Заступничество Бориса Александровича возымело свое действие. Нехотя и не сразу, но генерал сдался.
— Поймите и вы меня, братцы, — изрек он напоследок. — Я ведь в здешней конторе не самый главный — тоже под началом хожу. Ну да уж если так приспичило, — он еще раз взглянул на нахохлившегося Пантюхова, — пусть ваш Пинкертон идет в союзную. Но свое мнение об аресте Филиппова я оставляю при себе.
— Значит, так, — выйдя от генерала, заторопился Леонид Тимофеевич. — Ты, Гриша, бери Карташова и займитесь сегодня сотрудниками треста! Опросите тех, кто может представлять для нас интерес. Кого успеете. И, если получится, побеседуйте с товарищем из министерства.
— С каким? — насторожился Ветров. — Хмельнов с нами разговаривать не будет.
— Да нет, вы не поняли, — возразил Пантюхов. — Хмельнова надо бить из дальнобойных орудий. Возьмем пока фигуру попроще. Помните начальника отдела диспетчерского управления министерства Ларионова?
— Того самого, которому Боровец полтысячи через Филиппова передавал, да управляющий, будто бы, их прикарманил? — вспомнил Ветров.
— Точно! — подтвердил Леонид Тимофеевич. — Переговорите с ним — был ли, не был такой случай. И вот еще что, — Пантюхов потер лоб, стараясь, видимо, не упустить из виду чего-то важного. — Если допросы выявят что-нибудь новое, звоните Филиппову, вызывайте на допрос. Нельзя сейчас надолго оставлять его без присмотра. А я прямиком в прокуратуру, пока Воронов не передумал. Всё поняли? — переспросил капитан Ветрова.
— Так точно! — откликнулся тот.
— Тогда — вперед и по коням.
— Одну секунду, товарищ Пантюхов, — окликнул начавшего было спускаться по лестнице Леонида Тимофеевича только что вышедший от генерала Соколов.
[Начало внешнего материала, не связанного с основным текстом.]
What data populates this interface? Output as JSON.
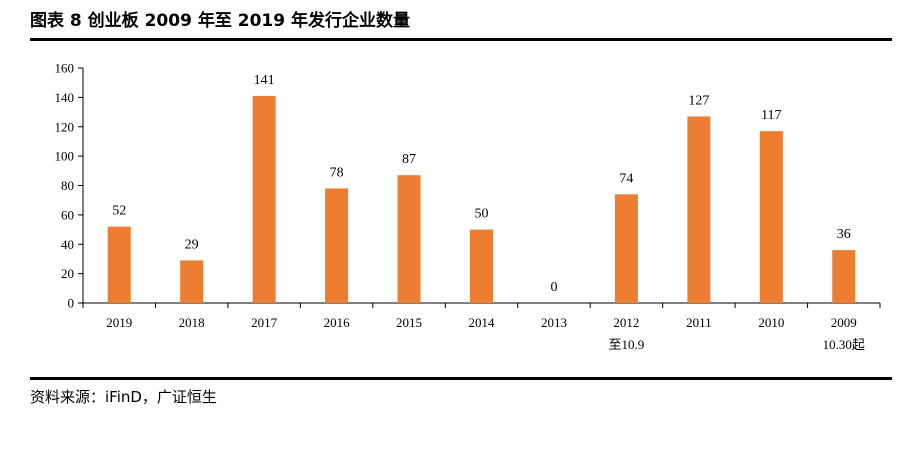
{
  "header": {
    "title": "图表 8 创业板 2009 年至 2019 年发行企业数量"
  },
  "footer": {
    "source": "资料来源：iFinD，广证恒生"
  },
  "chart_data": {
    "type": "bar",
    "categories": [
      [
        "2019"
      ],
      [
        "2018"
      ],
      [
        "2017"
      ],
      [
        "2016"
      ],
      [
        "2015"
      ],
      [
        "2014"
      ],
      [
        "2013"
      ],
      [
        "2012",
        "至10.9"
      ],
      [
        "2011"
      ],
      [
        "2010"
      ],
      [
        "2009",
        "10.30起"
      ]
    ],
    "values": [
      52,
      29,
      141,
      78,
      87,
      50,
      0,
      74,
      127,
      117,
      36
    ],
    "data_labels": [
      "52",
      "29",
      "141",
      "78",
      "87",
      "50",
      "0",
      "74",
      "127",
      "117",
      "36"
    ],
    "ylim": [
      0,
      160
    ],
    "yticks": [
      0,
      20,
      40,
      60,
      80,
      100,
      120,
      140,
      160
    ],
    "bar_color": "#ED7D31",
    "grid": false,
    "legend": "none"
  }
}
— Бумагу в союзную прокуратуру с ходатайством о рассмотрении вашего вопроса я вам уже подписал, — Борис Александрович тронул капитана за локоть, и они пошли рядом. — Если нужно, я готов прямо сейчас отправиться туда с вами! Но... — Соколов взялся рукой за перила, — мне кажется, что сегодня они только-только смогут хотя бы прикидочно ознакомиться с наиболее важными материалами дела.
— Конечно, товарищ полковник! — согласно кивнул Пантюхов. — Ведь и здесь, в следственном управлении, тоже сперва документы изучали, — глядя на Соколова, Леонид Тимофеевич догадывался, что разговор с генералом наедине был не из легких.
«А я остаюсь при своем мнении!» — генерал подчеркнул это не зря. Таких, идущих вразрез с его собственным, «своих мнений» за спиной Пантюхова набралось уже достаточно. «Свое мнение» подполковника Ярцева, «свое мнение» областной прокуратуры, теперь вот — генеральское «свое мнение». И суть у всех них одна: похоронить дело. Не трогать верхушки могучих сосен. Слегка, для отвода глаз, попинать корневища. Припугнуть для острастки (чтоб наперед был умнее) проштрафившегося Боровца. Да и покончить с миром: и воры наказаны, и честь соблюдена.
«Вам что, людей для арестов в Сибири не хватает, за москвичей взялись?» — последнее, что успел услышать Пантюхов, когда закрывал за собой дверь генеральского кабинета. Можно представить, как продолжался разговор Воронова и Соколова с глазу на глаз. Вон у Бориса Александровича даже розовые пятна на скулах. Но не отступается.
— Сегодня, товарищ полковник, вам идти со мной в прокуратуру СССР не стоит, — продолжил свою мысль Пантюхов. — А вот когда речь пойдет о непосредственном подписании санкции на арест Филиппова, тогда, пожалуй...
— Ну смотри, — слегка обнял капитана за плечи Борис Александрович. — Как понадоблюсь, сообщи.
Глава 33
В союзной прокуратуре, как и предполагал Пантюхов, все началось с предварительного изучения дела. Сотрудник следственного отдела прокуратуры Николай Игнатьевич Новоселов отправился вместе с ним в Главное следственное управление и там с помощью капитана ознакомился со всем, с чем было можно ознакомиться за столь короткий срок.
«Да я действительно несколько раз получал от начальника спецмонтажного управления различные денежные суммы, — довольно отчетливо слышался из динамика несколько напряженный голос управляющего союзным трестом. — Но только не такие крупные, как он назвал. В общей сложности не более тысячи рублей», — уточнял Филиппов.